Network Rail and their £37.5bn investment plan
From 2000 onward, rail users have seen season tickets going up by £1,300, train fares rising 20% faster than our wages and an increasingly shoddy service. In short, there is very little confidence in the trains, which means that there'll be just cynicism about the £37.5bn plan to develop the UK's railway infrastructure over five years by Network Rail.
The plan is that, up until 2019, we'll start seeing quicker journeys, 170,000 more peak-time commuter seats and better reliability.
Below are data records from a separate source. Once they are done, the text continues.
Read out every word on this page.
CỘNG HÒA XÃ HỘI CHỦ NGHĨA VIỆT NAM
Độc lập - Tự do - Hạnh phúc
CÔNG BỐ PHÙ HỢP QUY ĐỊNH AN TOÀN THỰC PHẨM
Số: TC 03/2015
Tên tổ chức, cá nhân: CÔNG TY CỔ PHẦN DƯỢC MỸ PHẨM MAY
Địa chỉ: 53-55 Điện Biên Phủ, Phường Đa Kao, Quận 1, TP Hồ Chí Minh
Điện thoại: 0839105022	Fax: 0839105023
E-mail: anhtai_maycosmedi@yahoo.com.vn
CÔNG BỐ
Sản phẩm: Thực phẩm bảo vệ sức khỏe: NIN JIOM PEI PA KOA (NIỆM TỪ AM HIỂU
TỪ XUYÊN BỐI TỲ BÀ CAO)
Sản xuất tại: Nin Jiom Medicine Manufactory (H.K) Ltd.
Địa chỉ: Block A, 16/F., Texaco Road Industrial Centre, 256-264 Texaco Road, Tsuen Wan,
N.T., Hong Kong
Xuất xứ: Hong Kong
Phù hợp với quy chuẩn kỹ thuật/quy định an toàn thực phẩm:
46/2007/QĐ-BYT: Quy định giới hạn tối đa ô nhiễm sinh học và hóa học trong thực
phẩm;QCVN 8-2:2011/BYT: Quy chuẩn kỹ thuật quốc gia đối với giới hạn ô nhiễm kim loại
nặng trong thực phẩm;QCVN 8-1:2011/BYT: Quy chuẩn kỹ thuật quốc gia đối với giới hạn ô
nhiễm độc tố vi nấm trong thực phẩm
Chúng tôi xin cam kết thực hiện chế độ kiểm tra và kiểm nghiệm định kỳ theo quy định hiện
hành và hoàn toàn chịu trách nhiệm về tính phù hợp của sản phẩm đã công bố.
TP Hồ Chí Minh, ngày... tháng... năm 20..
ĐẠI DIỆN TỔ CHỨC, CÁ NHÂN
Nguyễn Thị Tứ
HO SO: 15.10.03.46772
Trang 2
Nothing about cheaper fares there, you'll note.
There are plans to spend £600m on protecting tracks and bridges against floods and the adding of 1,000 miles of new electrified lines. £5bn will be spend on the network from London to Swansea, as well as congested areas like Reading and Greater Manchester.
Network Rail chief executive David Higgins told the BBC: "We have an amazing railway which is performing out of its socks, but it is still an old, Victorian railway which costs money to maintain because it is old and at a very, very high level of capacity, so getting access to the railway is really difficult.
"But we have made huge progress. The costs of maintaining and operating the railway in the 10-year period to 2014 have come down by 50%. We have to invest to save. We have to spend now to increase capacity, create a more resilient railway."
These plans will inevitably mean that fares are going to rise further, beyond inflation, which means that these improvement won't be enjoyed by the maximum number of people, who are increasingly being priced out of rail travel.